[an error occurred while processing this directive] The Barnardo Story: Stepney Causeway
Ancestry UK

The Barnardo Story

Stepney Causeway

The plight of destitute children such as Jim Jarvis led Barnardo, in September 1870, to open his home for working lads at 18-20 Stepney Causeway. A couple of years later, the death of another homeless boy named John Somers — better known to his acquaintances as "Carrots" because of his red hair — made a lasting impression on Barnardo. Lack of space at the Stepney Causeway home had resulted in "Carrots" being denied admission and dying from hunger and exposure a few nights later. Barnardo was determined that it should never happen again and in 1874 opened 10 Stepney Causeway as the first of his open-all-hours shelters — later named "Ever Open Door" homes — whose boldly stated principle was "No Destitute Child Ever Refused Admission".

By the 1880s, 18-20 Stepney Causeway was described as "a large industrial voluntary home, providing maintenance, education and practical instruction in technical handicrafts to boys over 13 years of age". The premises also housed the general offices of the 34 institutions by now being run by Barnardo's organisation.

In 1888, extensions were made to the Stepney Causeway home which included workshops for training the boys in trades such as tailoring, boot-making, carpentry, brush-making, engineering, blacksmithing, tinsmithing, mat-making, wheel-making, and harness-making. Barnardo also started to create employment for the boys through the formation of rag-collecting, wood-chopping and shoeblack brigades.

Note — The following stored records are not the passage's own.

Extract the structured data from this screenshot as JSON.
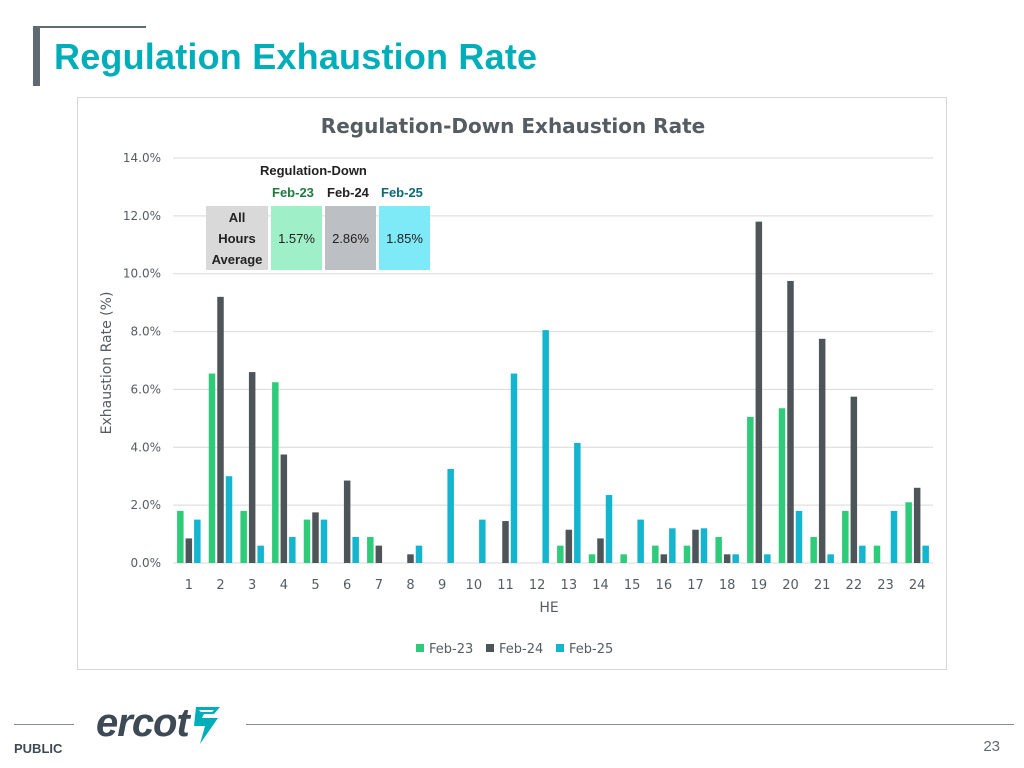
{
  "slide": {
    "title": "Regulation Exhaustion Rate",
    "page_number": "23",
    "classification": "PUBLIC",
    "logo_text": "ercot"
  },
  "summary_table": {
    "title": "Regulation-Down",
    "row_label": [
      "All",
      "Hours",
      "Average"
    ],
    "columns": [
      {
        "label": "Feb-23",
        "value": "1.57%",
        "header_color": "#1e7a3c",
        "cell_color": "#9ff0c8"
      },
      {
        "label": "Feb-24",
        "value": "2.86%",
        "header_color": "#222222",
        "cell_color": "#bcc0c4"
      },
      {
        "label": "Feb-25",
        "value": "1.85%",
        "header_color": "#0a6b76",
        "cell_color": "#7eeaf7"
      }
    ]
  },
  "chart_data": {
    "type": "bar",
    "title": "Regulation-Down Exhaustion Rate",
    "xlabel": "HE",
    "ylabel": "Exhaustion Rate (%)",
    "ylim": [
      0,
      14
    ],
    "yticks": [
      "0.0%",
      "2.0%",
      "4.0%",
      "6.0%",
      "8.0%",
      "10.0%",
      "12.0%",
      "14.0%"
    ],
    "grid": true,
    "legend_position": "bottom",
    "categories": [
      "1",
      "2",
      "3",
      "4",
      "5",
      "6",
      "7",
      "8",
      "9",
      "10",
      "11",
      "12",
      "13",
      "14",
      "15",
      "16",
      "17",
      "18",
      "19",
      "20",
      "21",
      "22",
      "23",
      "24"
    ],
    "series": [
      {
        "name": "Feb-23",
        "color": "#2ecc7a",
        "values": [
          1.8,
          6.55,
          1.8,
          6.25,
          1.5,
          0.0,
          0.9,
          0.0,
          0.0,
          0.0,
          0.0,
          0.0,
          0.6,
          0.3,
          0.3,
          0.6,
          0.6,
          0.9,
          5.05,
          5.35,
          0.9,
          1.8,
          0.6,
          2.1
        ]
      },
      {
        "name": "Feb-24",
        "color": "#4d5559",
        "values": [
          0.85,
          9.2,
          6.6,
          3.75,
          1.75,
          2.85,
          0.6,
          0.3,
          0.0,
          0.0,
          1.45,
          0.0,
          1.15,
          0.85,
          0.0,
          0.3,
          1.15,
          0.3,
          11.8,
          9.75,
          7.75,
          5.75,
          0.0,
          2.6
        ]
      },
      {
        "name": "Feb-25",
        "color": "#14b6cf",
        "values": [
          1.5,
          3.0,
          0.6,
          0.9,
          1.5,
          0.9,
          0.0,
          0.6,
          3.25,
          1.5,
          6.55,
          8.05,
          4.15,
          2.35,
          1.5,
          1.2,
          1.2,
          0.3,
          0.3,
          1.8,
          0.3,
          0.6,
          1.8,
          0.6
        ]
      }
    ]
  }
}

Boys' Home, Stepney Causeway, c.1900. © Peter Higginbotham

Brush-making at Boys' Home, Stepney Causeway, c.1903. © Peter Higginbotham

In 1888, medical care for Barnardo's children was enhanced by the opening of Her Majesty's Hospital at 13-19 Stepney Causeway. In 1899, Barnardo's took over the running of the Marie Hilton Crèche at 12-16 Stepney Causeway. The home, founded in 1871, provided day-care for the babies and children of working mothers and continued in operation until 1939.

Despite all the developments at Stepney Causeway, it was far from being the sole focus of Barnardo's activities. In 1872, his mission work moved to a new base in the Edinburgh Castle — a former gin palace and music hall in Limehouse which Barnardo converted into a working man's "coffee palace" and People's Church. Three years later, he set up a large new ragged school a few hundred yards away at Copperfield Road.